愛しのカレはV(ヴィジュアル)系

「みんな、お待たせ!」



キースさんの言葉をきっかけに演奏が再開された。



良かった…
ライブがあれでおしまいにならなくて…



その後、リクさんはタイトルを叫ぶくらいで、いつもみたいに話すことはなかった。
その分、キースさんがおしゃべりをして場を和ませる。
リクさんは、やっぱりまだ怒ってるのかもしれない。
それは心配だったけど、なんとかライブは無事に終了した。

アンコールでは、ロシアンさんや最初の方に出た新人っぽいバンドさんのメンバー達と一緒にセッションがあって…
むちゃくちゃ盛り上がった。



「荷物見てくれてて、どうもありがとう。
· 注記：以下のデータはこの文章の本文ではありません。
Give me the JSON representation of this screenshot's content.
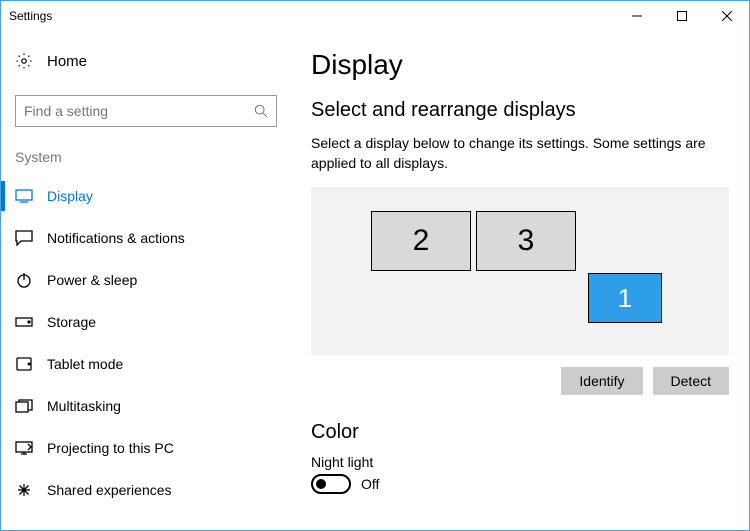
{
  "window": {
    "title": "Settings"
  },
  "home": {
    "label": "Home"
  },
  "search": {
    "placeholder": "Find a setting"
  },
  "section": "System",
  "nav": {
    "display": "Display",
    "notifications": "Notifications & actions",
    "power": "Power & sleep",
    "storage": "Storage",
    "tablet": "Tablet mode",
    "multitasking": "Multitasking",
    "projecting": "Projecting to this PC",
    "shared": "Shared experiences"
  },
  "page": {
    "title": "Display",
    "arrange_heading": "Select and rearrange displays",
    "arrange_desc": "Select a display below to change its settings. Some settings are applied to all displays.",
    "monitors": {
      "m1": "1",
      "m2": "2",
      "m3": "3"
    },
    "identify": "Identify",
    "detect": "Detect",
    "color_heading": "Color",
    "night_light_label": "Night light",
    "night_light_state": "Off"
  }
}
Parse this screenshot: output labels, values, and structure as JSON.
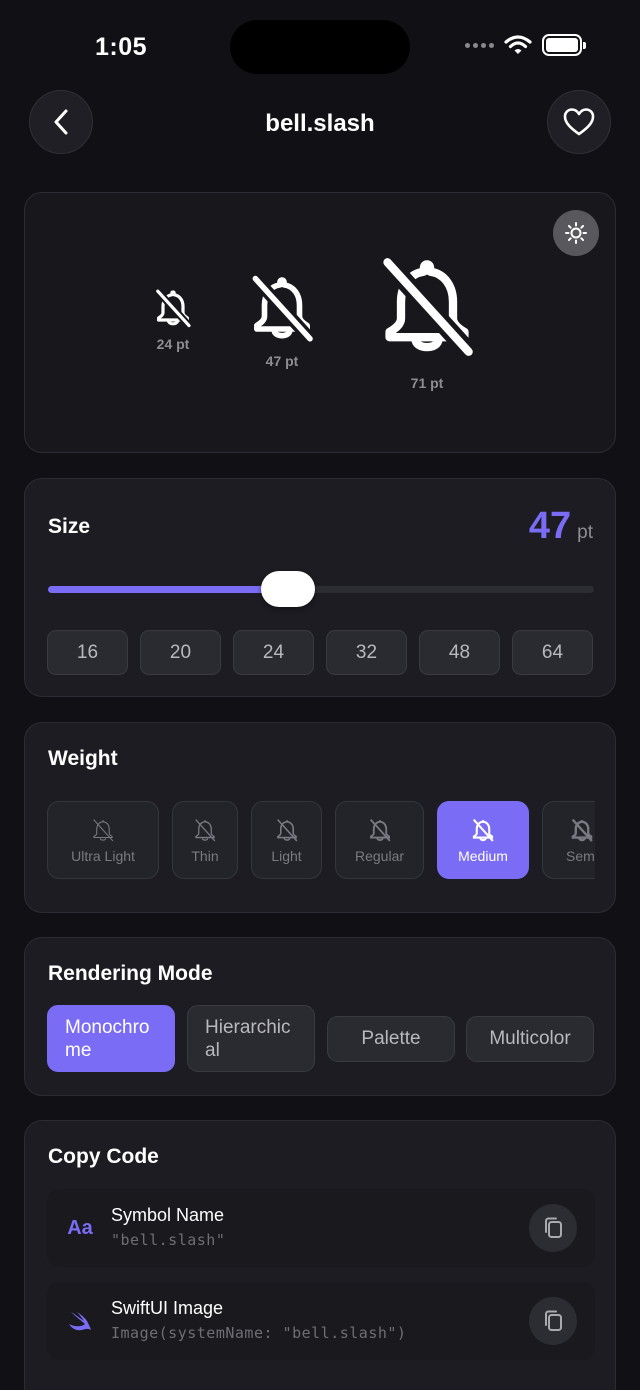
{
  "status": {
    "time": "1:05"
  },
  "nav": {
    "title": "bell.slash"
  },
  "preview": {
    "items": [
      {
        "label": "24 pt"
      },
      {
        "label": "47 pt"
      },
      {
        "label": "71 pt"
      }
    ]
  },
  "size": {
    "title": "Size",
    "value": "47",
    "unit": "pt",
    "slider_fraction": 0.44,
    "presets": [
      "16",
      "20",
      "24",
      "32",
      "48",
      "64"
    ]
  },
  "weight": {
    "title": "Weight",
    "options": [
      "Ultra Light",
      "Thin",
      "Light",
      "Regular",
      "Medium",
      "Semi"
    ],
    "selected": "Medium"
  },
  "rendering": {
    "title": "Rendering Mode",
    "options": [
      "Monochro\nme",
      "Hierarchic\nal",
      "Palette",
      "Multicolor"
    ],
    "selected": "Monochro\nme"
  },
  "copy_code": {
    "title": "Copy Code",
    "rows": [
      {
        "icon_text": "Aa",
        "name": "Symbol Name",
        "value": "\"bell.slash\""
      },
      {
        "name": "SwiftUI Image",
        "value": "Image(systemName: \"bell.slash\")"
      }
    ]
  },
  "colors": {
    "accent": "#7b6cf6",
    "background": "#111115",
    "card": "#1c1c22"
  },
  "icons": [
    "chevron-left-icon",
    "heart-icon",
    "sun-icon",
    "bell-slash-icon",
    "copy-icon",
    "swift-icon"
  ]
}
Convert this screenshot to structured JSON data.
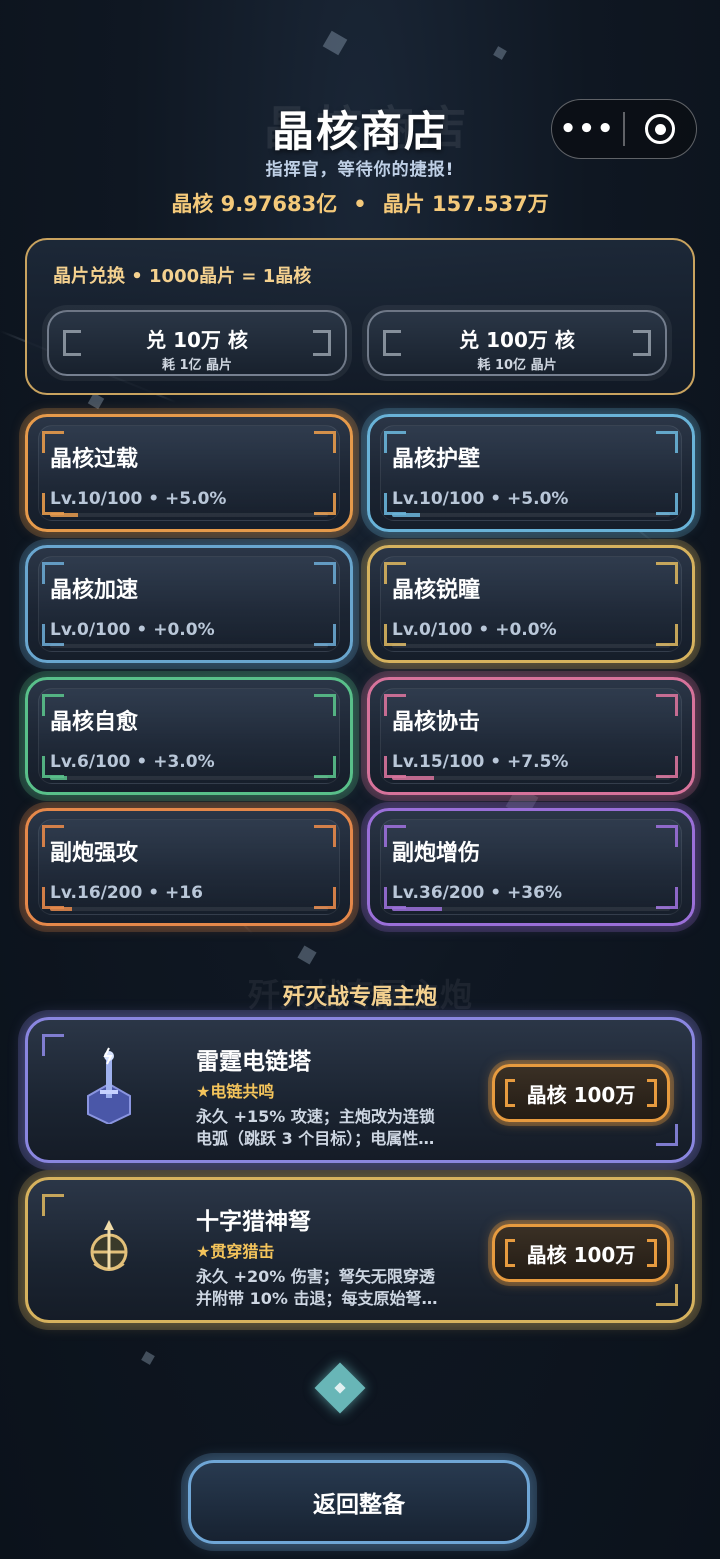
{
  "header": {
    "title": "晶核商店",
    "subtitle": "指挥官，等待你的捷报!",
    "core_balance": "晶核 9.97683亿",
    "shard_balance": "晶片 157.537万",
    "separator": "•",
    "menu_more": "•••"
  },
  "exchange": {
    "label": "晶片兑换 • 1000晶片 = 1晶核",
    "buttons": [
      {
        "main": "兑 10万 核",
        "sub": "耗 1亿 晶片"
      },
      {
        "main": "兑 100万 核",
        "sub": "耗 10亿 晶片"
      }
    ]
  },
  "upgrades": [
    {
      "name": "晶核过载",
      "level": "Lv.10/100 • +5.0%",
      "color": "#e69a4b",
      "progress": 0.1
    },
    {
      "name": "晶核护壁",
      "level": "Lv.10/100 • +5.0%",
      "color": "#69b3d8",
      "progress": 0.1
    },
    {
      "name": "晶核加速",
      "level": "Lv.0/100 • +0.0%",
      "color": "#69a6cf",
      "progress": 0.0
    },
    {
      "name": "晶核锐瞳",
      "level": "Lv.0/100 • +0.0%",
      "color": "#d6b25e",
      "progress": 0.0
    },
    {
      "name": "晶核自愈",
      "level": "Lv.6/100 • +3.0%",
      "color": "#59c08a",
      "progress": 0.06
    },
    {
      "name": "晶核协击",
      "level": "Lv.15/100 • +7.5%",
      "color": "#d7739b",
      "progress": 0.15
    },
    {
      "name": "副炮强攻",
      "level": "Lv.16/200 • +16",
      "color": "#e5884a",
      "progress": 0.08
    },
    {
      "name": "副炮增伤",
      "level": "Lv.36/200 • +36%",
      "color": "#9a6fd8",
      "progress": 0.18
    }
  ],
  "section": {
    "title": "歼灭战专属主炮"
  },
  "weapons": [
    {
      "name": "雷霆电链塔",
      "tag": "★电链共鸣",
      "desc1": "永久 +15% 攻速；主炮改为连锁",
      "desc2": "电弧（跳跃 3 个目标）；电属性…",
      "price": "晶核 100万",
      "color": "#8a86e0",
      "icon": "tesla-tower-icon"
    },
    {
      "name": "十字猎神弩",
      "tag": "★贯穿猎击",
      "desc1": "永久 +20% 伤害；弩矢无限穿透",
      "desc2": "并附带 10% 击退；每支原始弩…",
      "price": "晶核 100万",
      "color": "#d6b25e",
      "icon": "crossbow-icon"
    }
  ],
  "footer": {
    "back_label": "返回整备"
  }
}
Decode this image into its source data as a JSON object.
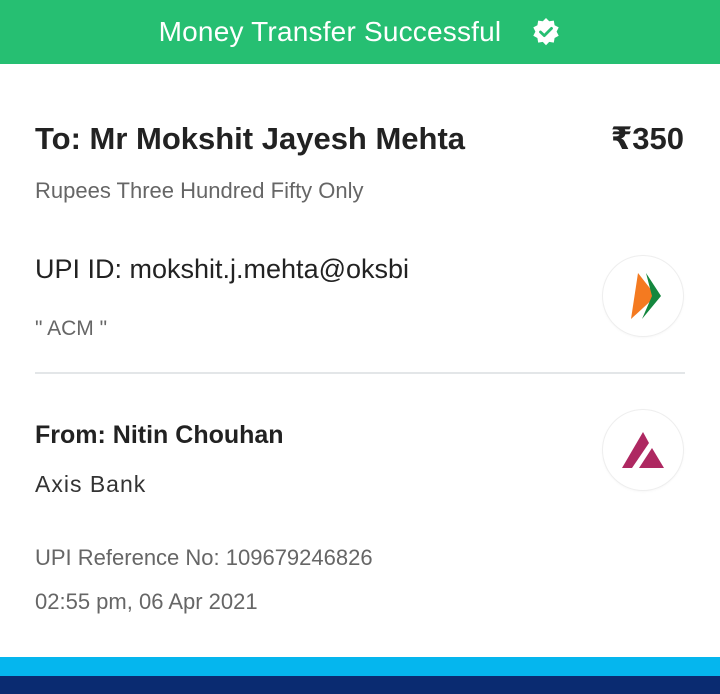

」

「いえ…あ、大丈夫でしたか?」

「え?あ、は、はい。」

かつらはちょっとずれてるみたいだけど…まぁ大丈夫。
陵君、私が髪を引っ張られるところ、見てたのかな?



「エミリーさんも大丈夫でしたか?」

「うん。私は、全然平気。」

ちょっとゆっくりしたい気分だったけど、早くも会場は片付けに入ってる。
のんびりとはしてられない雰囲気だ。



「璃愛も出待ちするよね?」

「あ…私……」

どうしよう?
心配だし、リクさんに会いたい気持ちはあるけど…今日は会わずに帰った方が良いんじゃないかな?
なぜだかそう思った。
それに、今日はあまり時間もないみたいだし、そんなに話せるとは思えないから。



「私…今夜は帰ります。」

「え?なんで?」

「遅くなりましたし、なんか疲れちゃって…」

「そうなんだ…残念だね。
じゃあ、気を付けてね。」

また誰かに意地悪されたらいやだから、私は駅まで早足で向かった。